1) aging of the data can only be done if table is range partitioned.. but the table t doesnt have the column ( say date..) which can be used as partition key instead of column c1.. in such scenario would it be practically possible achieve the aging goal?

2) if above answer is NO. then what is the best way to achieve aging.. by adding date column in t and.. updating the same ( using app logic) whenever there is update on the table t2 date field?.. so we are adding / rewriting code to do so insetad of using just delete command..


3) can we meet the both end of a line here ? I mean leveraging the performance benifits on most frequently accessed column c1 and at the same time..achiving aging of data ( data selection for purge is not based on c1 directly) ?

4) Is it fair to say - aging of data from a partitioned table would not be possible .. in case the requirement is complex in nature.. i.e. purge the data from 10 related tables ( including the t )? I see in this scenario each of the 10 tables has to be partitioned on the date column .. and data in each partition should map to each other functionally... then we can introduce purging emplying partitioning?

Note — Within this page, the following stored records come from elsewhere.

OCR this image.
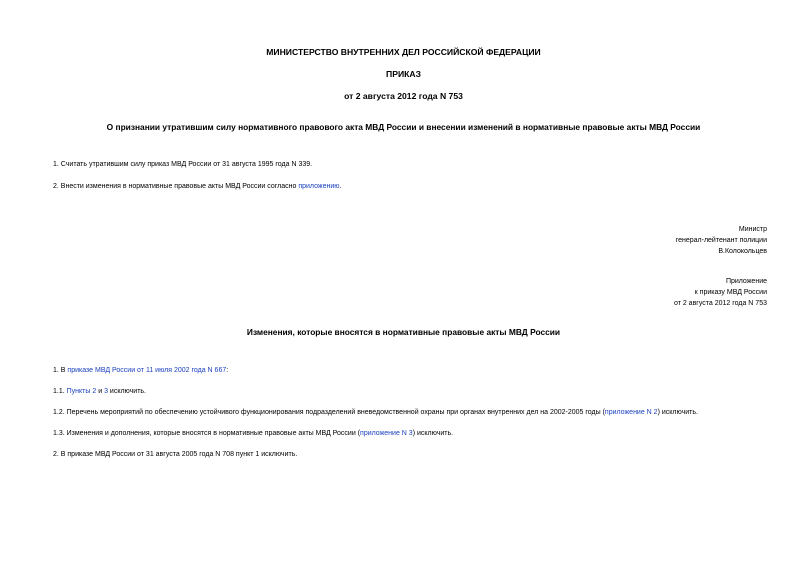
МИНИСТЕРСТВО ВНУТРЕННИХ ДЕЛ РОССИЙСКОЙ ФЕДЕРАЦИИ
ПРИКАЗ
от 2 августа 2012 года N 753
О признании утратившим силу нормативного правового акта МВД России и внесении изменений в нормативные правовые акты МВД России
1. Считать утратившим силу приказ МВД России от 31 августа 1995 года N 339.
2. Внести изменения в нормативные правовые акты МВД России согласно приложению.
Министр
генерал-лейтенант полиции
В.Колокольцев
Приложение
к приказу МВД России
от 2 августа 2012 года N 753
Изменения, которые вносятся в нормативные правовые акты МВД России
1. В приказе МВД России от 11 июля 2002 года N 667:
1.1. Пункты 2 и 3 исключить.
1.2. Перечень мероприятий по обеспечению устойчивого функционирования подразделений вневедомственной охраны при органах внутренних дел на 2002-2005 годы (приложение N 2) исключить.
1.3. Изменения и дополнения, которые вносятся в нормативные правовые акты МВД России (приложение N 3) исключить.
2. В приказе МВД России от 31 августа 2005 года N 708 пункт 1 исключить.
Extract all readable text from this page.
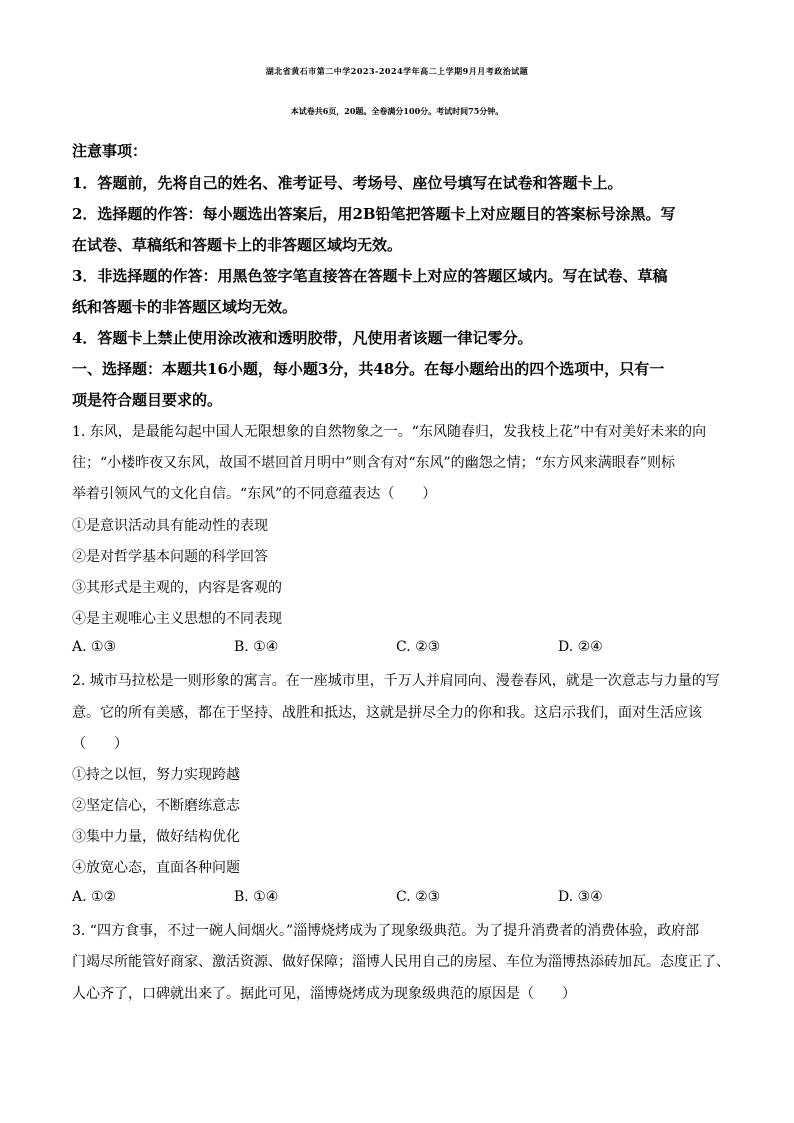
湖北省黄石市第二中学2023-2024学年高二上学期9月月考政治试题
本试卷共6页，20题。全卷满分100分。考试时间75分钟。
注意事项：
1．答题前，先将自己的姓名、准考证号、考场号、座位号填写在试卷和答题卡上。
2．选择题的作答：每小题选出答案后，用2B铅笔把答题卡上对应题目的答案标号涂黑。写
在试卷、草稿纸和答题卡上的非答题区域均无效。
3．非选择题的作答：用黑色签字笔直接答在答题卡上对应的答题区域内。写在试卷、草稿
纸和答题卡的非答题区域均无效。
4．答题卡上禁止使用涂改液和透明胶带，凡使用者该题一律记零分。
一、选择题：本题共16小题，每小题3分，共48分。在每小题给出的四个选项中，只有一
项是符合题目要求的。
1. 东风，是最能勾起中国人无限想象的自然物象之一。“东风随春归，发我枝上花”中有对美好未来的向
往；“小楼昨夜又东风，故国不堪回首月明中”则含有对“东风”的幽怨之情；“东方风来满眼春”则标
举着引领风气的文化自信。“东风”的不同意蕴表达（　　）
①是意识活动具有能动性的表现
②是对哲学基本问题的科学回答
③其形式是主观的，内容是客观的
④是主观唯心主义思想的不同表现
A. ①③	B. ①④	C. ②③	D. ②④
2. 城市马拉松是一则形象的寓言。在一座城市里，千万人并肩同向、漫卷春风，就是一次意志与力量的写
意。它的所有美感，都在于坚持、战胜和抵达，这就是拼尽全力的你和我。这启示我们，面对生活应该
（　　）
①持之以恒，努力实现跨越
②坚定信心，不断磨练意志
③集中力量，做好结构优化
④放宽心态，直面各种问题
A. ①②	B. ①④	C. ②③	D. ③④
3. “四方食事，不过一碗人间烟火。”淄博烧烤成为了现象级典范。为了提升消费者的消费体验，政府部
门竭尽所能管好商家、激活资源、做好保障；淄博人民用自己的房屋、车位为淄博热添砖加瓦。态度正了、
人心齐了，口碑就出来了。据此可见，淄博烧烤成为现象级典范的原因是（　　）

5) your suggestion to achive the new goal ( seeing the requirement) using any other method?


regards

Tom Kyte
December 14, 2012 - 2:20 pm UTC

given your current design, you cannot purge by dropping/truncating a partition.

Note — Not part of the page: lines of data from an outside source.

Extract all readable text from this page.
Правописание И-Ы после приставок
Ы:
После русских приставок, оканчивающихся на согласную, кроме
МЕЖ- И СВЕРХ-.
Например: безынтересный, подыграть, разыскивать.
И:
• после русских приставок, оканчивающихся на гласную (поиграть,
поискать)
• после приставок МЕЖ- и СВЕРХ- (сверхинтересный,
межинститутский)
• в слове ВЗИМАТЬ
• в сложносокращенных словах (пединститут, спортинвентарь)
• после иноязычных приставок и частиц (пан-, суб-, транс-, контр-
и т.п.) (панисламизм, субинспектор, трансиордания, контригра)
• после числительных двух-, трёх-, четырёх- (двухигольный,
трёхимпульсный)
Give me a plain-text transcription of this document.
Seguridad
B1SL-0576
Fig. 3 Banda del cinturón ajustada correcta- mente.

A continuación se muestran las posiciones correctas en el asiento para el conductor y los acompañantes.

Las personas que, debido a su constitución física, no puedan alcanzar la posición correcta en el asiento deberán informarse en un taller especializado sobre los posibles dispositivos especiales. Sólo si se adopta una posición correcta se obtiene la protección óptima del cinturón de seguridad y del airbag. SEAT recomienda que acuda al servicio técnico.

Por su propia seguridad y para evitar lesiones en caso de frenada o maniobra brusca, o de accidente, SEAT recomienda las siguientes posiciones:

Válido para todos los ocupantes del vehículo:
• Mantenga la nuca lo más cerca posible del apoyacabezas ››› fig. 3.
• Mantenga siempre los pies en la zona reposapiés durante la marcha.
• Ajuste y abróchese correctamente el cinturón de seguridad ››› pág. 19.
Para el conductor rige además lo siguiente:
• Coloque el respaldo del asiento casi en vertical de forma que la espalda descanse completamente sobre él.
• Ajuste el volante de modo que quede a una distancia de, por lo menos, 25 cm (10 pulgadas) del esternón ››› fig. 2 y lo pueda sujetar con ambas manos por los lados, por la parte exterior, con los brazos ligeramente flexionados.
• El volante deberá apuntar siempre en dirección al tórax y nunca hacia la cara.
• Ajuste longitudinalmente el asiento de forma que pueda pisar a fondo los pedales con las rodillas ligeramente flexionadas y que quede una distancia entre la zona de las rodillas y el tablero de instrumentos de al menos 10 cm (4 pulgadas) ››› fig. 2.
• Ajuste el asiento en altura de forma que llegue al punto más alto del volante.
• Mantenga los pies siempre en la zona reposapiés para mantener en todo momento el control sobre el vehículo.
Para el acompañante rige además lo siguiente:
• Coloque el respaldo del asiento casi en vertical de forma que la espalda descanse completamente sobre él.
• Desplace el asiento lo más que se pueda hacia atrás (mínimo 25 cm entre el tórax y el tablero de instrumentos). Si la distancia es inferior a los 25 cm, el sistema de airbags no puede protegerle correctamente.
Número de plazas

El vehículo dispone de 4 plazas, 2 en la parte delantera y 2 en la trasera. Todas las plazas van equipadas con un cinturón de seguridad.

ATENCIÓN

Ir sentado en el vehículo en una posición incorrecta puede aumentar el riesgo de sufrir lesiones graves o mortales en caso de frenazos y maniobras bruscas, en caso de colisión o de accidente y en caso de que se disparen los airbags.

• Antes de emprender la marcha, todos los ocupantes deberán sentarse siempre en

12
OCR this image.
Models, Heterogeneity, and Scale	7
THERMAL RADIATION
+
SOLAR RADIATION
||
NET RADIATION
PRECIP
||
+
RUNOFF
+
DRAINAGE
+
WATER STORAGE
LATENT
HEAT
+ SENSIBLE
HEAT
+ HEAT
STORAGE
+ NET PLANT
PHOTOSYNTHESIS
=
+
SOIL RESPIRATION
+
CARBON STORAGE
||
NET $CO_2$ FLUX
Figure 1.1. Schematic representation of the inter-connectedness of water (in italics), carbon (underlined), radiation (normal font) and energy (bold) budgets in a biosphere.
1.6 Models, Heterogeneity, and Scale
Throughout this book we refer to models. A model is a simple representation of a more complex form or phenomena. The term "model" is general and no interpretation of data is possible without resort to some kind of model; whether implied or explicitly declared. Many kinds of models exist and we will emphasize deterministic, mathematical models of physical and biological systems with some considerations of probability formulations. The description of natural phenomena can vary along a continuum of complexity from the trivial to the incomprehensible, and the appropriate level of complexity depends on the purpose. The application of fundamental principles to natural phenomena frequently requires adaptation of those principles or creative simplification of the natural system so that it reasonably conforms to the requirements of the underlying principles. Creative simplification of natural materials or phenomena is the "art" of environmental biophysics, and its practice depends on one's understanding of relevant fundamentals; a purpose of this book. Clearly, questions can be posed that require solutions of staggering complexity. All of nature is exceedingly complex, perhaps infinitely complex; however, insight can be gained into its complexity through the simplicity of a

You would have had to of partitioned table T1 by a field it doesn't even have, a field that is in T2.

In 11g (so not applicable to you) you don't say if T2 is a parent table of T1 - if it is, you could reference partition T1/T2 and then T1 would be partitioned by the attribute that you want to purge by.

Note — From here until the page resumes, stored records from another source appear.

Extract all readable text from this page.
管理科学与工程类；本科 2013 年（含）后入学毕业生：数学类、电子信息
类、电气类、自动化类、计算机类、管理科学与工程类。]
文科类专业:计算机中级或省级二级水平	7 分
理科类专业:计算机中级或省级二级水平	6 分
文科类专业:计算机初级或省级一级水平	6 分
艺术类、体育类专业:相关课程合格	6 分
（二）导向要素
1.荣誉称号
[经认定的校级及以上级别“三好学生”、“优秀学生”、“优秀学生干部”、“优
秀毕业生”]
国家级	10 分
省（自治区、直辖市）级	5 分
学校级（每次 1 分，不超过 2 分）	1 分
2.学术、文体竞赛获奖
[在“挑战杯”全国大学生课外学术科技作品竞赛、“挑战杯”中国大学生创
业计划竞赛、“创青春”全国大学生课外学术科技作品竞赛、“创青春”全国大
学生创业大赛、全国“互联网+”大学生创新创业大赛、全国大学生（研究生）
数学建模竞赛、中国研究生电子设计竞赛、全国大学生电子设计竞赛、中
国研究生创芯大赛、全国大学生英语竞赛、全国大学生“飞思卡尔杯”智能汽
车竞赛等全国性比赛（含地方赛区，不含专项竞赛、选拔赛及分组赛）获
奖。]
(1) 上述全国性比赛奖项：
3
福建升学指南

If you want to purge by dropping/truncating a partition, you would have to put the date field into T1 somehow and range partition T1 on that attribute.

Week wise partitioned table with STORAGE(BUFFER_POO KEEP) growing to fast

Rajesh Ranjan, January 11, 2013 - 1:23 am UTC

Hi Tom,

I have created a week wise partitioned table using range partition and global partitioned index with STORAGE(BUFFER_POOL KEEP).

The table is replica of existing table which is containing 150000000+ records (not partitioned) size of the table is 11 GB.

When I have imported 70000000 from non partitioned to week wise partitioned table with /*+ APPEND*/ hint.
And I used /*+ APPEND_VALUES*/ withing application as inline insert query.

Now the Problem that I am facing is size of the table is 30 GB and growing too fast and performance is degrading.
It's critical for us please help..

Thanks
Rajesh Ranjan
Tom Kyte
January 14, 2013 - 1:33 pm UTC

And I used /*+ APPEND_VALUES*/ withing application as inline insert query.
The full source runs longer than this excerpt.